Segundo um relatório da Organização Não Governamental (ONG) Oxfam, o mundo registrou, em média, quatro novos bilionários por semana em 2024. No total, esse número aumentou de 2.565 em 2023 para 2.769 no ano passado. Juntas, essas fortunas alcançaram a marca de US$ 15 trilhões.
Por dia, o patrimônio dessas pessoas cresceu US$ 5,7 bilhões, em uma taxa três vezes superior à do ano anterior. Por outro lado, o documento destaca que, conforme o Banco Mundial, o número de pessoas que vivem na pobreza se manteve igual. Para discutir o tema, o Edição do Brasil conversou com a diretora-executiva da Oxfam Brasil, Viviana Santiago.
O relatório aponta que a riqueza dos bilionários aumentou três vezes mais rápido em 2024 do que em 2023. O que impulsionou esse crescimento e quais seriam as principais consequências para a economia?
Esse fenômeno pode ser explicado pela concentração crescente de riqueza desde a década de 1980. De acordo com o economista Gabriel Zucman, as fortunas dos bilionários expandiram-se mais rapidamente do que a economia global como um todo.
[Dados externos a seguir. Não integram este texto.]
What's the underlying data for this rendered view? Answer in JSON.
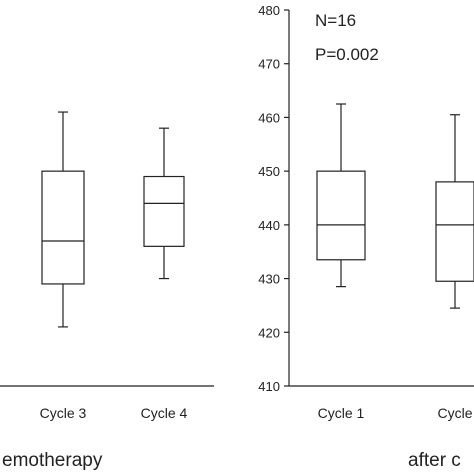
{
  "chart_data": [
    {
      "type": "box",
      "title": "",
      "xlabel": "",
      "ylabel": "",
      "group_label": "emotherapy",
      "categories": [
        "Cycle 3",
        "Cycle 4"
      ],
      "ylim": [
        410,
        480
      ],
      "yticks": [],
      "boxes": [
        {
          "category": "Cycle 3",
          "whisker_low": 421,
          "q1": 429,
          "median": 437,
          "q3": 450,
          "whisker_high": 461
        },
        {
          "category": "Cycle 4",
          "whisker_low": 430,
          "q1": 436,
          "median": 444,
          "q3": 449,
          "whisker_high": 458
        }
      ]
    },
    {
      "type": "box",
      "title": "",
      "xlabel": "",
      "ylabel": "",
      "group_label": "after c",
      "categories": [
        "Cycle 1",
        "Cycle"
      ],
      "ylim": [
        410,
        480
      ],
      "yticks": [
        410,
        420,
        430,
        440,
        450,
        460,
        470,
        480
      ],
      "annotations": [
        "N=16",
        "P=0.002"
      ],
      "boxes": [
        {
          "category": "Cycle 1",
          "whisker_low": 428.5,
          "q1": 433.5,
          "median": 440,
          "q3": 450,
          "whisker_high": 462.5
        },
        {
          "category": "Cycle",
          "whisker_low": 424.5,
          "q1": 429.5,
          "median": 440,
          "q3": 448,
          "whisker_high": 460.5
        }
      ]
    }
  ]
}
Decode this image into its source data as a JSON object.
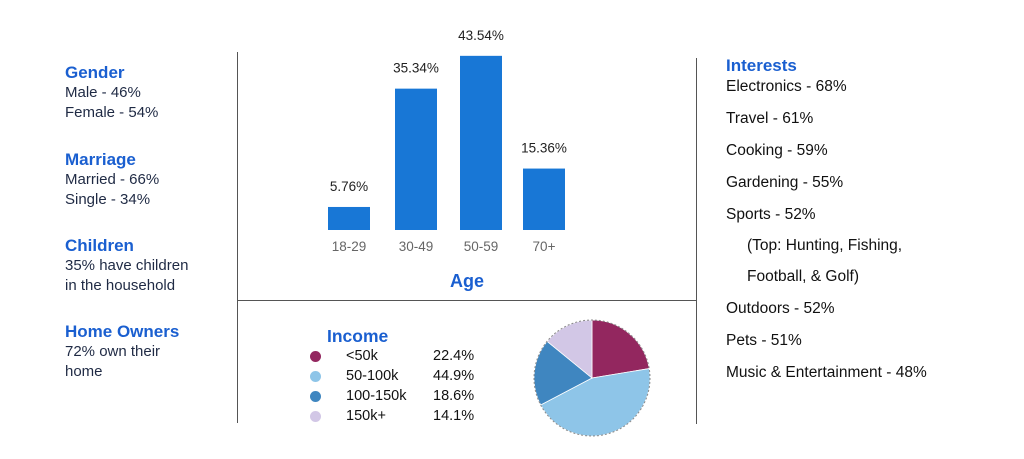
{
  "demographics": {
    "gender": {
      "title": "Gender",
      "lines": [
        "Male - 46%",
        "Female - 54%"
      ]
    },
    "marriage": {
      "title": "Marriage",
      "lines": [
        "Married - 66%",
        "Single - 34%"
      ]
    },
    "children": {
      "title": "Children",
      "lines": [
        "35% have children",
        "in the household"
      ]
    },
    "home_owners": {
      "title": "Home Owners",
      "lines": [
        "72% own their",
        "home"
      ]
    }
  },
  "interests": {
    "title": "Interests",
    "items": [
      "Electronics - 68%",
      "Travel - 61%",
      "Cooking - 59%",
      "Gardening - 55%",
      "Sports - 52%",
      "(Top: Hunting, Fishing,",
      "Football, & Golf)",
      "Outdoors - 52%",
      "Pets - 51%",
      "Music & Entertainment - 48%"
    ]
  },
  "colors": {
    "accent": "#1a5fd0",
    "bar": "#1877d6",
    "income": [
      "#93275f",
      "#8ec5e8",
      "#3f86c0",
      "#d2c7e6"
    ]
  },
  "chart_data": [
    {
      "type": "bar",
      "title": "",
      "xlabel": "Age",
      "ylabel": "",
      "categories": [
        "18-29",
        "30-49",
        "50-59",
        "70+"
      ],
      "values": [
        5.76,
        35.34,
        43.54,
        15.36
      ],
      "data_labels": [
        "5.76%",
        "35.34%",
        "43.54%",
        "15.36%"
      ],
      "ylim": [
        0,
        45
      ],
      "grid": false
    },
    {
      "type": "pie",
      "title": "Income",
      "categories": [
        "<50k",
        "50-100k",
        "100-150k",
        "150k+"
      ],
      "values": [
        22.4,
        44.9,
        18.6,
        14.1
      ],
      "value_labels": [
        "22.4%",
        "44.9%",
        "18.6%",
        "14.1%"
      ],
      "legend": "left"
    }
  ]
}
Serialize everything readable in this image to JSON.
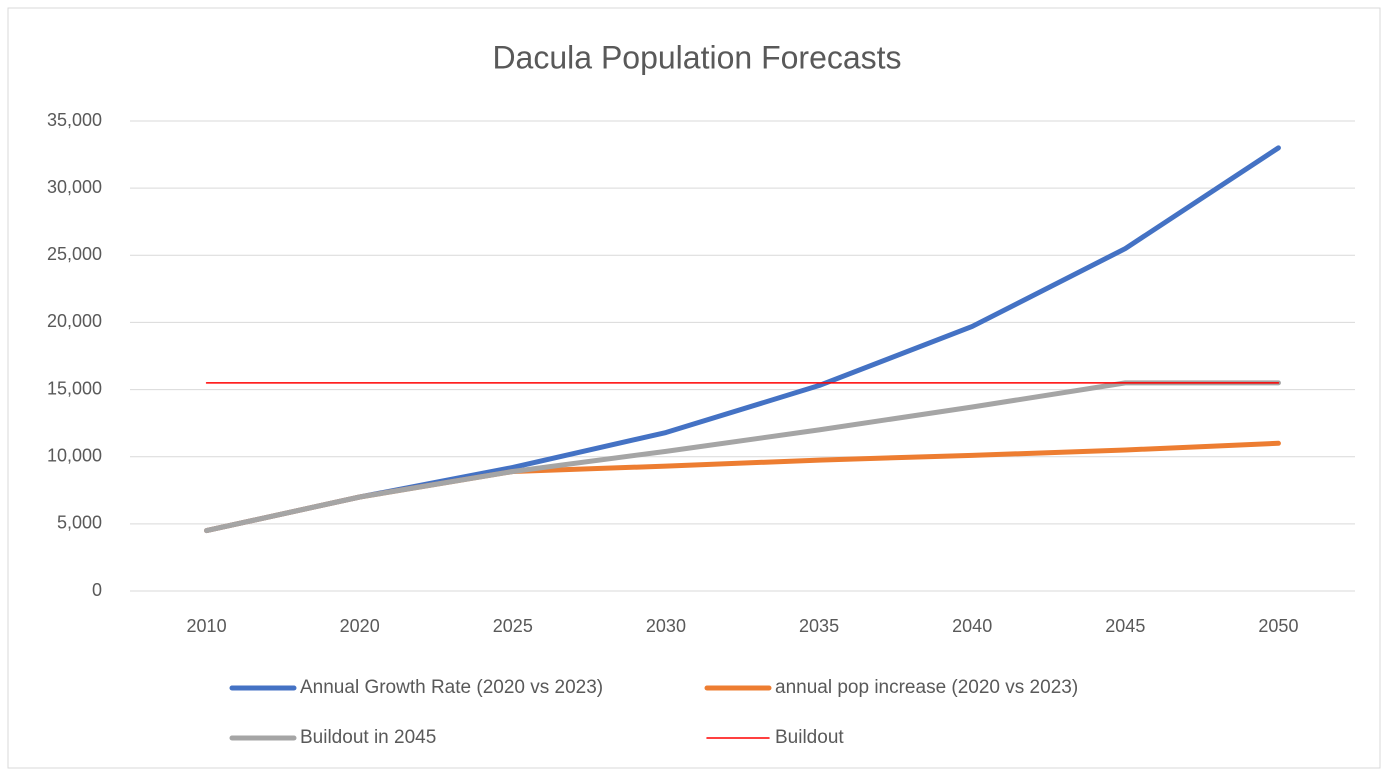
{
  "chart_data": {
    "type": "line",
    "title": "Dacula Population Forecasts",
    "categories": [
      "2010",
      "2020",
      "2025",
      "2030",
      "2035",
      "2040",
      "2045",
      "2050"
    ],
    "series": [
      {
        "name": "Annual Growth Rate (2020 vs 2023)",
        "color": "#4472c4",
        "values": [
          4500,
          7000,
          9200,
          11800,
          15300,
          19700,
          25500,
          33000
        ]
      },
      {
        "name": "annual pop increase (2020 vs 2023)",
        "color": "#ed7d31",
        "values": [
          4500,
          7000,
          8900,
          9300,
          9750,
          10100,
          10500,
          11000
        ]
      },
      {
        "name": "Buildout in 2045",
        "color": "#a5a5a5",
        "values": [
          4500,
          7000,
          8900,
          10400,
          12000,
          13700,
          15500,
          15500
        ]
      },
      {
        "name": "Buildout",
        "color": "#ff0000",
        "values": [
          15500,
          15500,
          15500,
          15500,
          15500,
          15500,
          15500,
          15500
        ]
      }
    ],
    "ylim": [
      0,
      35000
    ],
    "yticks": [
      0,
      {
        "value": 5000,
        "label": "5,000"
      },
      {
        "value": 10000,
        "label": "10,000"
      },
      {
        "value": 15000,
        "label": "15,000"
      },
      {
        "value": 20000,
        "label": "20,000"
      },
      {
        "value": 25000,
        "label": "25,000"
      },
      {
        "value": 30000,
        "label": "30,000"
      },
      {
        "value": 35000,
        "label": "35,000"
      }
    ],
    "grid": true,
    "legend": "bottom"
  }
}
Esse padrão reflete um aumento desigual, no qual as famílias mais ricas têm acumulado uma parcela cada vez maior do patrimônio mundial. Por exemplo, a riqueza dos 0,0001% mais abastados, que representava 3% do Produto Interno Bruto (PIB) global em 1987, agora corresponde a 13%.
Quase quatro novos bilionários surgiram por semana em 2024. Como essa velocidade na criação de fortunas extremas reflete a estrutura econômica global atual e o impacto das políticas públicas?
A riqueza está crescendo muito mais rápido do que prevíamos. Isso significa que a taxa média de avanço anual das grandes fortunas disparou. Apenas os dez homens mais ricos do mundo viram seu patrimônio aumentar, em média, quase US$ 100 milhões por dia em 2024. A rápida criação de novos bilionários evidencia um sistema econômico global que concentra cada vez mais recursos no topo, favorecendo aqueles que já possuem grandes fortunas. A ausência de políticas públicas eficazes desempenha um papel central nesse cenário. Baixos impostos sobre riqueza, falhas na regulação de monopólios e a falta de mecanismos de redistribuição contribuem para essa concentração. Sem medidas governamentais para regular essas práticas e distribuir recursos de maneira mais equitativa, a desigualdade tende a se aprofundar.
Pelo menos cinco trilionários devem surgir na próxima década. Que medidas podem ser adotadas para evitar a concentração extrema de riqueza e seus impactos na desigualdade?
Primeiro, é essencial que os governos implementem políticas para garantir que a renda dos 10% mais ricos não ultrapasse a dos 40% mais pobres, acelerando a erradicação da pobreza. É fundamental reformar a tributação global, assegurando que os mais ricos paguem sua parcela justa e combatendo os paraísos fiscais. Além disso, tributar grandes heranças ajudaria a desmontar uma nova aristocracia econômica. Também é necessário desmantelar monopólios, democratizar as regras comerciais e garantir que as corporações paguem salários dignos, ao mesmo tempo em que se reestruturam instituições financeiras internacionais para garantir uma representação mais justa dos países do Sul Global.
Atualmente, 60% da riqueza dos bilionários provêm de herança, monopólios ou conexões políticas. Como enfrentar essa grande concentração de recursos?
Reformas tributárias são fundamentais para reduzir a extrema concentração de riqueza e promover maior justiça econômica. Impostos progressivos sobre grandes heranças ajudariam a mitigar esse efeito, garantindo que o patrimônio acumulado beneficie a sociedade como um todo. Uma tributação mais rigorosa sobre grandes fortunas poderia financiar políticas públicas essenciais, como educação, saúde e proteção social, reduzindo desigualdades estruturais.
No Brasil, como a concentração de riqueza e a criação de novos bilionários têm impactado a desigualdade social?
A concentração de riqueza no Brasil está profundamente ligada a um histórico de exclusão social, no qual populações negras, indígenas e periféricas têm menos acesso a oportunidades econômicas e educacionais. Além disso, o sistema tributário brasileiro é altamente regressivo, com elevados impostos sobre o consumo e baixa tributação sobre renda e patrimônio, o que aprofunda ainda mais a desigualdade, tornando-o um dos mais injustos do mundo.